Zuccarello torna sull’Ato3: “Cosa ha fatto la giunta Accorinti?”

consigliere Santi ZuccarelloIl consigliere comunale dei Progressisti Democratici, Santi Daniele Zuccarello, torna sulla sua attività ispettiva all’Ato3 Rifiuti e sollecita l’amministrazione Accorinti a spiegare cosa intende fare all’ente di via Cavalieri della Stella.

Questa la posizione di Zuccarello:

 

“Ad  un anno dall’insediamento dell’amministrazione,  su una serie di fronti  si registra soltanto un allarmante silenzio e soprattutto un clima di confusione. Nessun atto concreto che evidenzi un indirizzo risolutivo chiaro,  nessuna efficiente comunicazione tra chi amministra e il consiglio comunale.

Da parte della Giunta Accorinti abbiamo ascoltato tanti buoni propositi ma che sono rimaste soltanto intenzioni,  promesse mai concretizzate.  Dove sono finite le operazioni verità tanto annunciate dall’amministrazione sin dai primi giorni successivi all’insediamento e di volta in volta rinnovate ma mai neanche avviate ? 

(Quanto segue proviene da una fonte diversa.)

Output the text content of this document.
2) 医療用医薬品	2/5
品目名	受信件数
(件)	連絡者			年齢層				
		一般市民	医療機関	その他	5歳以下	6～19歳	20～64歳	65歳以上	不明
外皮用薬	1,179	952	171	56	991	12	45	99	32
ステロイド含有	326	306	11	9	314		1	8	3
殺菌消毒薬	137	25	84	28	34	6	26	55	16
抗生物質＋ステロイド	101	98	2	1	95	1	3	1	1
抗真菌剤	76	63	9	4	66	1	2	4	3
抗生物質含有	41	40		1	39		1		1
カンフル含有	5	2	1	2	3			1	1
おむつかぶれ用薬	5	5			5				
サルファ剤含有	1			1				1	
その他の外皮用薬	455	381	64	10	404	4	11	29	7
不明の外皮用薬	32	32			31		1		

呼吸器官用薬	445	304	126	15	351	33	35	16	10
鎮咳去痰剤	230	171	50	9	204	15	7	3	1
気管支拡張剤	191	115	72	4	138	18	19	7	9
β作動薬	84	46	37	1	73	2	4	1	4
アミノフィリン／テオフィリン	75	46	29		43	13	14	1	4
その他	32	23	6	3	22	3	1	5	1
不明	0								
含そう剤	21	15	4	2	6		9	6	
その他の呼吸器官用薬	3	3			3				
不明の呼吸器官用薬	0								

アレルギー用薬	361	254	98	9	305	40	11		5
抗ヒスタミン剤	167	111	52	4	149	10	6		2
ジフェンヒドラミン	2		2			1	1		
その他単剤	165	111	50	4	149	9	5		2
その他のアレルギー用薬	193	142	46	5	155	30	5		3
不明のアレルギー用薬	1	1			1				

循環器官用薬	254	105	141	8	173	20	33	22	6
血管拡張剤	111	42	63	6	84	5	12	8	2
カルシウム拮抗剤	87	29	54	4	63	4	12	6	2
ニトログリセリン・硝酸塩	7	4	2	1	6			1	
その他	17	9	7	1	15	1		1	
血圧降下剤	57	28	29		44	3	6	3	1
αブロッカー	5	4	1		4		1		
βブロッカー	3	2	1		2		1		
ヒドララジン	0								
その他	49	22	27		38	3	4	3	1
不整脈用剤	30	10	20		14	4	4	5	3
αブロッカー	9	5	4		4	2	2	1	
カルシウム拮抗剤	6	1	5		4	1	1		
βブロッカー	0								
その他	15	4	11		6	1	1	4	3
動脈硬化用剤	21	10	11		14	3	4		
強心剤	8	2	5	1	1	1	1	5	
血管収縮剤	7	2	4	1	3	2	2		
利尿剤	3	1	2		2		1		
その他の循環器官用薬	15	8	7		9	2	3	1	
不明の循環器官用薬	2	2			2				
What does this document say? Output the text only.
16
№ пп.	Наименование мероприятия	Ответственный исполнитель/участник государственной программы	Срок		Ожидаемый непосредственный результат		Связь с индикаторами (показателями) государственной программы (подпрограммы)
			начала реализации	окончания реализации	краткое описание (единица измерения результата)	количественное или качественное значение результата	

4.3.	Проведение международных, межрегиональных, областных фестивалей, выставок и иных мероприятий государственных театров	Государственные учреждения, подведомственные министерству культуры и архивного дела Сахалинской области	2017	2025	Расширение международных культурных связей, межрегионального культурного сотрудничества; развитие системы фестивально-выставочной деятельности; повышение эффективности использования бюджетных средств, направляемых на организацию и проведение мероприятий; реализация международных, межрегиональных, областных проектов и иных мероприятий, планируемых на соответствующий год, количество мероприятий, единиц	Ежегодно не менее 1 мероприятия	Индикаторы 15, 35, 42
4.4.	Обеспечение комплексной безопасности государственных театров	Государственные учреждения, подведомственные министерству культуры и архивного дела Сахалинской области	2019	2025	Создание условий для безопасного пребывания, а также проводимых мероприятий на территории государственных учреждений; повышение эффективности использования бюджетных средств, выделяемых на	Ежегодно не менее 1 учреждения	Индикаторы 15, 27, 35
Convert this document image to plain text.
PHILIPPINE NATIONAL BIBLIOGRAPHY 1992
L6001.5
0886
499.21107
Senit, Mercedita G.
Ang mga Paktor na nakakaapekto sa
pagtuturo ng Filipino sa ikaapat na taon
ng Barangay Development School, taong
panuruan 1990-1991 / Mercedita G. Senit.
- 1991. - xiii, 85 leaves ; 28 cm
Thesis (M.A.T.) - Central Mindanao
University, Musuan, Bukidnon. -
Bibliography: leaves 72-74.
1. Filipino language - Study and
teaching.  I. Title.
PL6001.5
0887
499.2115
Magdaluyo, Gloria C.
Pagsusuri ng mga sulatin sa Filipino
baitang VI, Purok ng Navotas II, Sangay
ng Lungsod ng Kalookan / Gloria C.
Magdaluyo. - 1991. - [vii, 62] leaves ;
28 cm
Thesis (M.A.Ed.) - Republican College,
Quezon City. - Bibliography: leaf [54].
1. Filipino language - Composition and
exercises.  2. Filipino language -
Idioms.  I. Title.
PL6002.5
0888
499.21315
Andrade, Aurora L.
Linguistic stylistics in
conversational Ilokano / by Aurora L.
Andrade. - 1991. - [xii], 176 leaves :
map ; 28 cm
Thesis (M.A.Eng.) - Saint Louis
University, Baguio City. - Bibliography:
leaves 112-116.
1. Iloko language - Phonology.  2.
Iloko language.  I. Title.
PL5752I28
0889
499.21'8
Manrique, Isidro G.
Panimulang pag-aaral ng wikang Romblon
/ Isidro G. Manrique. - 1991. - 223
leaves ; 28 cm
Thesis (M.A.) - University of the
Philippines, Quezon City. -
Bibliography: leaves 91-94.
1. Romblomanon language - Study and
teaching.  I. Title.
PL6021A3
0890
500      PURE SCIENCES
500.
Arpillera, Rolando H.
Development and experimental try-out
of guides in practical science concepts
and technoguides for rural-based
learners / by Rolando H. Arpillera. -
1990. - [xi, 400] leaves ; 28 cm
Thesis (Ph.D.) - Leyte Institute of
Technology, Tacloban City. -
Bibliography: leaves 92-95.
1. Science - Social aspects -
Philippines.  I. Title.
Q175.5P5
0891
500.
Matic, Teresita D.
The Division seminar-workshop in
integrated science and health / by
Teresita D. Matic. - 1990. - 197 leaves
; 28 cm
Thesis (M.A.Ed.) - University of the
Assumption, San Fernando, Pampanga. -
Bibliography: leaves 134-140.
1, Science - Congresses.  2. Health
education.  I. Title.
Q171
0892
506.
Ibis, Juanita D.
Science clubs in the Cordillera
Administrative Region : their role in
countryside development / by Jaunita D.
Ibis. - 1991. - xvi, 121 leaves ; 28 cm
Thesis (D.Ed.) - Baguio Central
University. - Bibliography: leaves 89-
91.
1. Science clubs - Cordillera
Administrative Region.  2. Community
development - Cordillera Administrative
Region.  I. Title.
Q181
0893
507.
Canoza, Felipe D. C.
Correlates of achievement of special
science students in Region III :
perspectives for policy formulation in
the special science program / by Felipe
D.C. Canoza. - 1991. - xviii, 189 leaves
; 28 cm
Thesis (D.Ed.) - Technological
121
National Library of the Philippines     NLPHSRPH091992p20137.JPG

Due mesi fa, il 29 marzo, mi è stato richiesto il “faldone” contenente tutto il materiale raccolto in seguito alla attività ispettiva da me effettuata all’ATO3. Anzi, in occasione della conferenza stampa di quel 29 marzo, è stato lo stesso assessore Daniele Ialacqua, presente all’incontro, a richiedere la documentazione raccolta e a dichiarare che avrebbe esaminato, insieme all’esperto Temini, il materiale a disposizione per poi decidere quali azioni eventualmente intraprendere. In quella sede ho offerto la mia piena collaborazione nel mettere a disposizione l’esito dell’attività ispettaiva. Da allora invece, nonostante siano trascorsi due mesi, non ho avuto alcuna notizia e dopo quelle “dichiarazioni d’intenti”, nessuno si è fatto vivo per prendere la documentazione raccolta e dare seguito a quanto annunciato a fine marzo. Evidentemente quanto è successo all’Ato 3 e quanto potrebbe ancora succedere non è per questa amministrazione così interessante quanto ha voluto farci intendere nei mesi scorsi.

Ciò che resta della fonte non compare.